Car si elles ne peuvent être imputées qu'au back four, ces expérimentations, au gré des blessures, des méformes, des suspensions et des humeurs du Special One, ne sont pas sans conséquence. En championnat, MU a déjà encaissé 26 buts. Seules six équipes font pire : les cinq derniers, Cardiff, Burnley, Huddersfield, Southampton et Fulham dans cet ordre, et Bournemouth, le dixième. À titre de comparaison, c'est vingt de plus que Liverpool, leader invaincu du championnat. United n'a ainsi gardé sa cage inviolée que deux fois en Premier League. Plutôt un désordre, au pays des clean sheets. C'était à Burnley (0-2) et contre Crystal Palace (0-0). Avec, dans les deux cas, un duo Smalling-Lindelöf à la barre, le seul ayant pu s'inscrire un peu dans la continuité (sept matchs consécutifs entre fin octobre et fin novembre), jusqu'à la blessure du second. Pour un bilan mitigé : neuf buts encaissés, deux défaites – contre la Juve et à City, il est vrai – et des fissures permanentes lors du Derby de Manchester.

Un défenseur central en priorité


Depuis, José tente à tout-va.

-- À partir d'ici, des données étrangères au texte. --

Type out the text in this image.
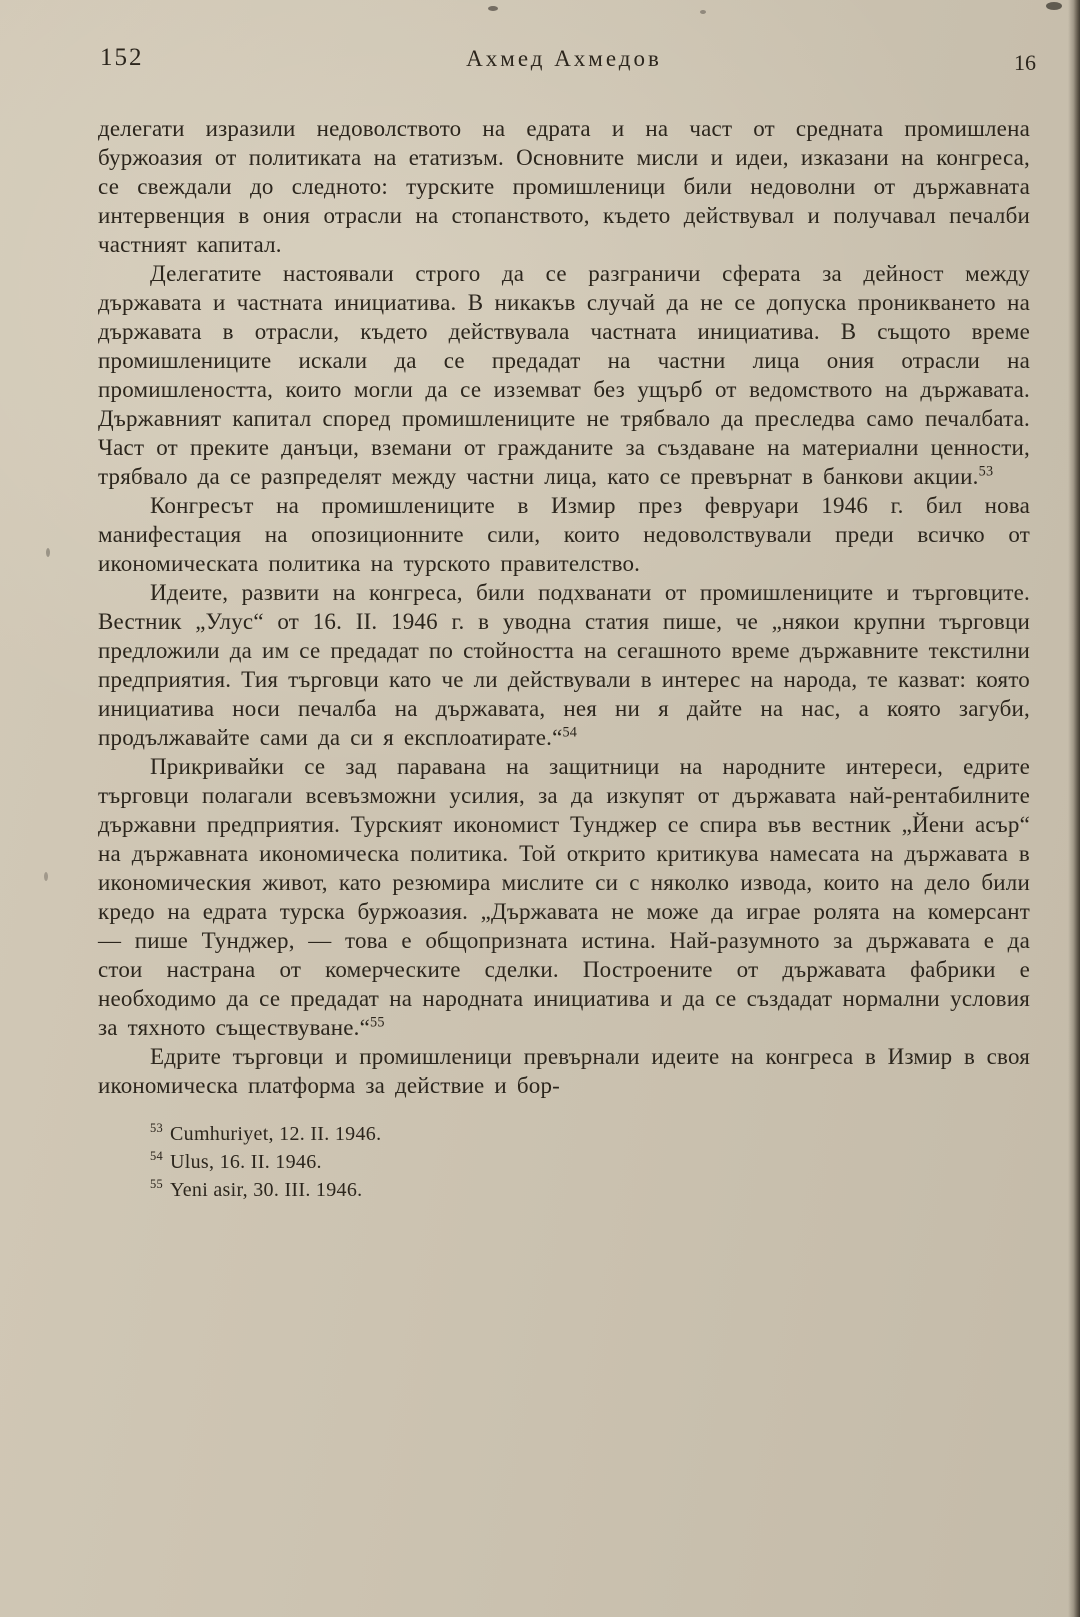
152	Ахмед Ахмедов	16

делегати изразили недоволството на едрата и на част от средната промишлена буржоазия от политиката на етатизъм. Основните мисли и идеи, изказани на конгреса, се свеждали до следното: турските промишленици били недоволни от държавната интервенция в ония отрасли на стопанството, където действувал и получавал печалби частният капитал.

Делегатите настоявали строго да се разграничи сферата за дейност между държавата и частната инициатива. В никакъв случай да не се допуска проникването на държавата в отрасли, където действувала частната инициатива. В същото време промишлениците искали да се предадат на частни лица ония отрасли на промишлеността, които могли да се изземват без ущърб от ведомството на държавата. Държавният капитал според промишлениците не трябвало да преследва само печалбата. Част от преките данъци, вземани от гражданите за създаване на материални ценности, трябвало да се разпределят между частни лица, като се превърнат в банкови акции.$^{53}$

Конгресът на промишлениците в Измир през февруари 1946 г. бил нова манифестация на опозиционните сили, които недоволствували преди всичко от икономическата политика на турското правителство.

Идеите, развити на конгреса, били подхванати от промишлениците и търговците. Вестник „Улус“ от 16. II. 1946 г. в уводна статия пише, че „някои крупни търговци предложили да им се предадат по стойността на сегашното време държавните текстилни предприятия. Тия търговци като че ли действували в интерес на народа, те казват: която инициатива носи печалба на държавата, нея ни я дайте на нас, а която загуби, продължавайте сами да си я експлоатирате.“$^{54}$

Прикривайки се зад паравана на защитници на народните интереси, едрите търговци полагали всевъзможни усилия, за да изкупят от държавата най-рентабилните държавни предприятия. Турският икономист Тунджер се спира във вестник „Йени асър“ на държавната икономическа политика. Той открито критикува намесата на държавата в икономическия живот, като резюмира мислите си с няколко извода, които на дело били кредо на едрата турска буржоазия. „Държавата не може да играе ролята на комерсант — пише Тунджер, — това е общопризната истина. Най-разумното за държавата е да стои настрана от комерческите сделки. Построените от държавата фабрики е необходимо да се предадат на народната инициатива и да се създадат нормални условия за тяхното съществуване.“$^{55}$

Едрите търговци и промишленици превърнали идеите на конгреса в Измир в своя икономическа платформа за действие и бор-

$^{53}$ Cumhuriyet, 12. II. 1946.

$^{54}$ Ulus, 16. II. 1946.

$^{55}$ Yeni asir, 30. III. 1946.
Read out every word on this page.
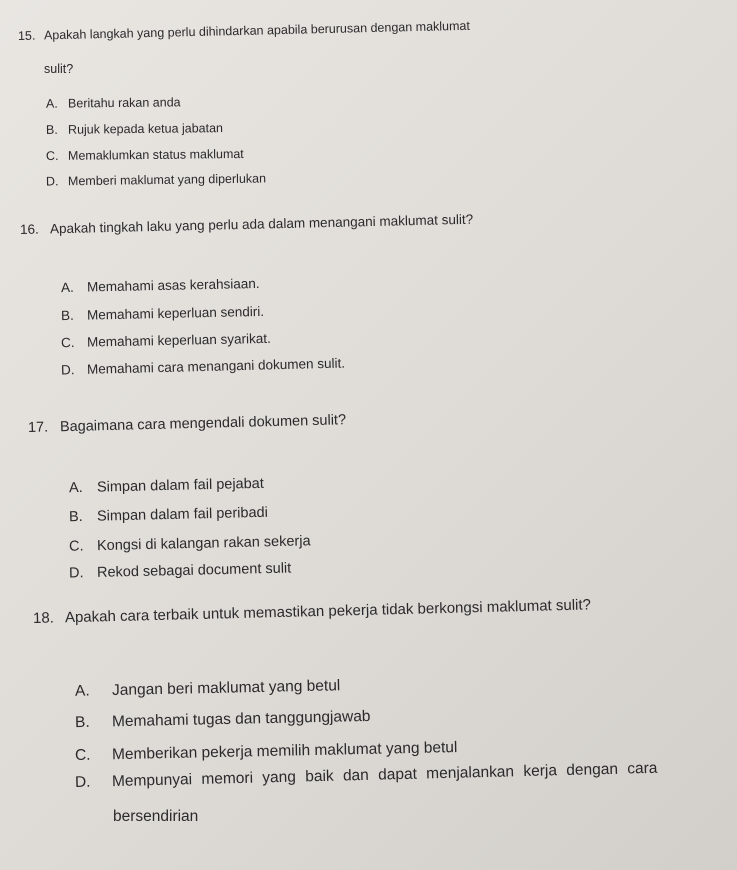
15. Apakah langkah yang perlu dihindarkan apabila berurusan dengan maklumat
sulit?
A. Beritahu rakan anda
B. Rujuk kepada ketua jabatan
C. Memaklumkan status maklumat
D. Memberi maklumat yang diperlukan
16. Apakah tingkah laku yang perlu ada dalam menangani maklumat sulit?
A. Memahami asas kerahsiaan.
B. Memahami keperluan sendiri.
C. Memahami keperluan syarikat.
D. Memahami cara menangani dokumen sulit.
17. Bagaimana cara mengendali dokumen sulit?
A. Simpan dalam fail pejabat
B. Simpan dalam fail peribadi
C. Kongsi di kalangan rakan sekerja
D. Rekod sebagai document sulit
18. Apakah cara terbaik untuk memastikan pekerja tidak berkongsi maklumat sulit?
A. Jangan beri maklumat yang betul
B. Memahami tugas dan tanggungjawab
C. Memberikan pekerja memilih maklumat yang betul
D. Mempunyai memori yang baik dan dapat menjalankan kerja dengan cara
bersendirian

Un ticket Jones-Smalling contre Berne en C1, une improbable triplette McTominay-Jones-Matić à Southampton, des binômes Smalling-Rojo et Jones-Smalling contre Arsenal et Fulham et, enfin, un duo Jones-Bailly mercredi à Valence, en Ligue des champions. À Mestalla, le premier a planté un CSC, l'air de la côte méditerranéenne a filé le mal de mer au second, averti, et avec eux, Manchester United a laissé filer la première place de son groupe, face à des Valenciens pourtant déjà éliminés (2-1). Mourinho pourra toujours, à l'heure des bilans ou des prochaines turbulences, se planquer comme il aime le faire derrière ces 14 qualifications pour les huitièmes de finale en 14 participations à la C1. Mais lui-même sait deux choses : 1. Au rythme auquel son équipe avance, c'est en Ligue Europa que son équipe jouera la saison prochaine, si elle ne lève pas la coupe aux grandes oreilles en mai. 2. Il a bâti ses plus grands succès, continentaux comme domestiques, sur une assise défensive solide, qu'importent les hommes.

D'où cette interrogation : sont-ce les préceptes du Mou qui ne passent plus, ou est-ce l'axe défensif mancunien qui manque réellement de qualité ? En érigeant le recrutement d'un défenseur central en priorité hivernale, le Portugais a récemment répondu à la question, à sa manière. Mais avant le mercato, avant le printemps européen, et avant même le tirage des huitièmes lundi, il y a ce Derby du nord-ouest, le genre d'affiche qui peut vous faire basculer une saison. Contre ce Liverpool, transformé en essoreuse par Jürgen Klopp, et dont le trio de flèches offensives a de quoi le faire flipper, lui l'homme qui ne doute jamais de rien. Cet écueil passé, il sera temps pour MU de se pencher sur la question d'éventuels renforts défensifs. Avec les moyens d'un gros club, quoi qu'en dise José. Mais avec, peut-être, l'image d'une institution rentrée pour de bon dans le rang.